Lineage tracing for general data warehouse transformations
- 2 minsReference: paper
Lineage tracing is the problem of tracing warehouse data items to the original source items from which they were derived. Lineage tracing has several applications, such as authorization management and in-depth data mining. In this work, authors define the lineage tracing problem in the presence of general data warehouse transformations and present a tracing algorithm applicable to single transformations, linear sequences of transformations, and arbitrary acyclic transformation graphs.
Transformation
Let a data set be a set of data items – tuples, values, or complex objects. A transformation is any procedure that takes data sets as input and produces data sets as output. For any input data set I, we say that the application of T to I resulting in an output set O, T(I)=O, is an instance of T.

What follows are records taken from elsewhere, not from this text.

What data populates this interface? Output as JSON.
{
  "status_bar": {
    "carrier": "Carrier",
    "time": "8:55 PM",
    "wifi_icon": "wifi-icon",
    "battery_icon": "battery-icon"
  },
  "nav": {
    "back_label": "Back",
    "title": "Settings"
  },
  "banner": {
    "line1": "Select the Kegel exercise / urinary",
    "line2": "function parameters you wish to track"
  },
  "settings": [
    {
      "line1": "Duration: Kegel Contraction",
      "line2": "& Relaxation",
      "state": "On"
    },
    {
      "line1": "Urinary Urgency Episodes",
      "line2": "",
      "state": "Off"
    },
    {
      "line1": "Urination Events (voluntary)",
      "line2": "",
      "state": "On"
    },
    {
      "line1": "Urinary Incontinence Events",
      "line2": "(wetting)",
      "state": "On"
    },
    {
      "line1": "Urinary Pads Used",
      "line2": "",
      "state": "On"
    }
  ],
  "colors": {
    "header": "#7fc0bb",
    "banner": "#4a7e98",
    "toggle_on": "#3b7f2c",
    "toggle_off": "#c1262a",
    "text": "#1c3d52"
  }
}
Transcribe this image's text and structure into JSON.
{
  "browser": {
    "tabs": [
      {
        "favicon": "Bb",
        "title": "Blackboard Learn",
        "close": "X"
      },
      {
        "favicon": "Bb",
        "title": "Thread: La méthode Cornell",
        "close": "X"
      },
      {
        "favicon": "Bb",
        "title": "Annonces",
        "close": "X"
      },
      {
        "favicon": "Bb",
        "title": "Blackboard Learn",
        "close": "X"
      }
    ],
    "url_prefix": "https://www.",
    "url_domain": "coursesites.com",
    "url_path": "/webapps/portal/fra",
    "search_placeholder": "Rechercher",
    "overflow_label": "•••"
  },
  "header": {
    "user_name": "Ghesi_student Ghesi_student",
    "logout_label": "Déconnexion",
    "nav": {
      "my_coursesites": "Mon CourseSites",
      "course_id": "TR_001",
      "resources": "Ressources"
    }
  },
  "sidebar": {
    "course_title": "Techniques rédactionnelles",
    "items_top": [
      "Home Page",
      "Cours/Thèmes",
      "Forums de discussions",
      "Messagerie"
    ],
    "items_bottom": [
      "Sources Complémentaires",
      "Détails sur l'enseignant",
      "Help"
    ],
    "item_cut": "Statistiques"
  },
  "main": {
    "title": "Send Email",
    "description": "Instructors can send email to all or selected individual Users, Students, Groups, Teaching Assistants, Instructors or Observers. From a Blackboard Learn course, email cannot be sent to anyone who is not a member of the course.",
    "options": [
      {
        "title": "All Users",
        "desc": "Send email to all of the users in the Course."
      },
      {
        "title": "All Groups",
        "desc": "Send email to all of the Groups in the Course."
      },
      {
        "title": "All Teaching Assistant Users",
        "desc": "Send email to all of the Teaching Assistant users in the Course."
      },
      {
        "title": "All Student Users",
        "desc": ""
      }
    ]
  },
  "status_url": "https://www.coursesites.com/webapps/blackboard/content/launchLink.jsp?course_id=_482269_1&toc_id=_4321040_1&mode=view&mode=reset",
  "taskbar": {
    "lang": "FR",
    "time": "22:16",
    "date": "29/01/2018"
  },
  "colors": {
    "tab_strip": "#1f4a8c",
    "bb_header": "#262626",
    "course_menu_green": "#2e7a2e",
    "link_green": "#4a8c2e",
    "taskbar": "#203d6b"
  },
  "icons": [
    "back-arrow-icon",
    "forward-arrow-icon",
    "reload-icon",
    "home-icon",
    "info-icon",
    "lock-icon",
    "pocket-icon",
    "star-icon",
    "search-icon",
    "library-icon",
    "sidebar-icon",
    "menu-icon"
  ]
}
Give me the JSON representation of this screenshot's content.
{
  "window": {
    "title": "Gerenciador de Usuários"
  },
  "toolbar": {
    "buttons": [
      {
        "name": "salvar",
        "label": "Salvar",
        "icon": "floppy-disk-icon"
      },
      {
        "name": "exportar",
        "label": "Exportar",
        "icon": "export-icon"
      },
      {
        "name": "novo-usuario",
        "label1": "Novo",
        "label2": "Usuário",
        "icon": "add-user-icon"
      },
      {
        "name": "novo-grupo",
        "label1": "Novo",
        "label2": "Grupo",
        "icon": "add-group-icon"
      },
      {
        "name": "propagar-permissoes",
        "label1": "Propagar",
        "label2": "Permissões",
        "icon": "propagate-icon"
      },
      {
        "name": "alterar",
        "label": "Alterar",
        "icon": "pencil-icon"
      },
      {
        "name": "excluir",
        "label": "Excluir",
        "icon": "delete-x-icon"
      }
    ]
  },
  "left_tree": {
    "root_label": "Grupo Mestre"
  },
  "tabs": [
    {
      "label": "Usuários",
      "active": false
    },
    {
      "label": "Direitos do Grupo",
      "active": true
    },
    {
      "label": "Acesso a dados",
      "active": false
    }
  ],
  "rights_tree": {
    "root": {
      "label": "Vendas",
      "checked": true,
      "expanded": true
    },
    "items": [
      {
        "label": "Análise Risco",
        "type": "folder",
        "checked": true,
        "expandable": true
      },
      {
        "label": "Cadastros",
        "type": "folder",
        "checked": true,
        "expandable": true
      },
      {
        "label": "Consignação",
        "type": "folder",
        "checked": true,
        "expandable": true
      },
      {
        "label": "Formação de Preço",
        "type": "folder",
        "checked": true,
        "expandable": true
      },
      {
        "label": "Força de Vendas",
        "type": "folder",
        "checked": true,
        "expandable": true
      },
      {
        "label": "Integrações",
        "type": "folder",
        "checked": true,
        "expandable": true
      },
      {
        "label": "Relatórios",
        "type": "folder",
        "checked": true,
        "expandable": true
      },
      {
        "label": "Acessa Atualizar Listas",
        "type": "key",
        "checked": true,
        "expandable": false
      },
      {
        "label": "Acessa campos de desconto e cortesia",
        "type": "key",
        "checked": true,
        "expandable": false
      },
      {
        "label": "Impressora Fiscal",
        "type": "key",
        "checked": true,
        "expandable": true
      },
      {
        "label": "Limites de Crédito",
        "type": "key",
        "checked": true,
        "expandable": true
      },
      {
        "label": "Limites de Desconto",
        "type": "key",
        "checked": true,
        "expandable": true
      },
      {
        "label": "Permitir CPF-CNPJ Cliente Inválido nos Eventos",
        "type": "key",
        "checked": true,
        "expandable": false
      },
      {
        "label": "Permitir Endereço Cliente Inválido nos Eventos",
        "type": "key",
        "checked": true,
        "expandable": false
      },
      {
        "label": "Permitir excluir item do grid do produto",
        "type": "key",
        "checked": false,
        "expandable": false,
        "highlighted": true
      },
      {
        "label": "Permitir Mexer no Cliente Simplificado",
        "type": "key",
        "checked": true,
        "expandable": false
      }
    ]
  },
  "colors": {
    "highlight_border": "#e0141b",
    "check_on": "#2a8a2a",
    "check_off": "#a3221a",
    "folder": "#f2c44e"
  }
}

Given transformations T1 and T2, their composition T=T1T2 first applies T1 to I to obtain I’, and then applies T2 to I’ to obtain O. T1 and T2 are *component transformations. A composition that is not defined as a composition of other transformations is atomic.
Data lineage
A data item o in the output set may have been derived from a small subset of the input data items. The actual set I* of input data items that contributed to o’s derivation is the lineage of o, denoted with I* = T*(o, I). The lineage of a set of output data items is the union of the lineage of each item in the set.
Transformation properties
Authors consider three kinds of transformation properties, listed below. If a transformation exhibits multiple properties, then the best one is used for lineage tracing, based on a property hierachy.
- Each transformation is in a transformation class, based on how it maps input data items to output items.
- dispatchers
- aggregators
- black-boxes
- Each transformation has one or more schema mappings, specifying how certain output attributes relate to input attributes.
- A transformation can have a tracing procedure or inverse transformation.
Transformation sequence
A transformation sequence is first normalized, by combining transformations when appropriate. When data is loaded through the transformation sequence, necessary results are saved. Then one can trace the lineage of any output data item through the normalized transformation sequence using iterative tracing procedure.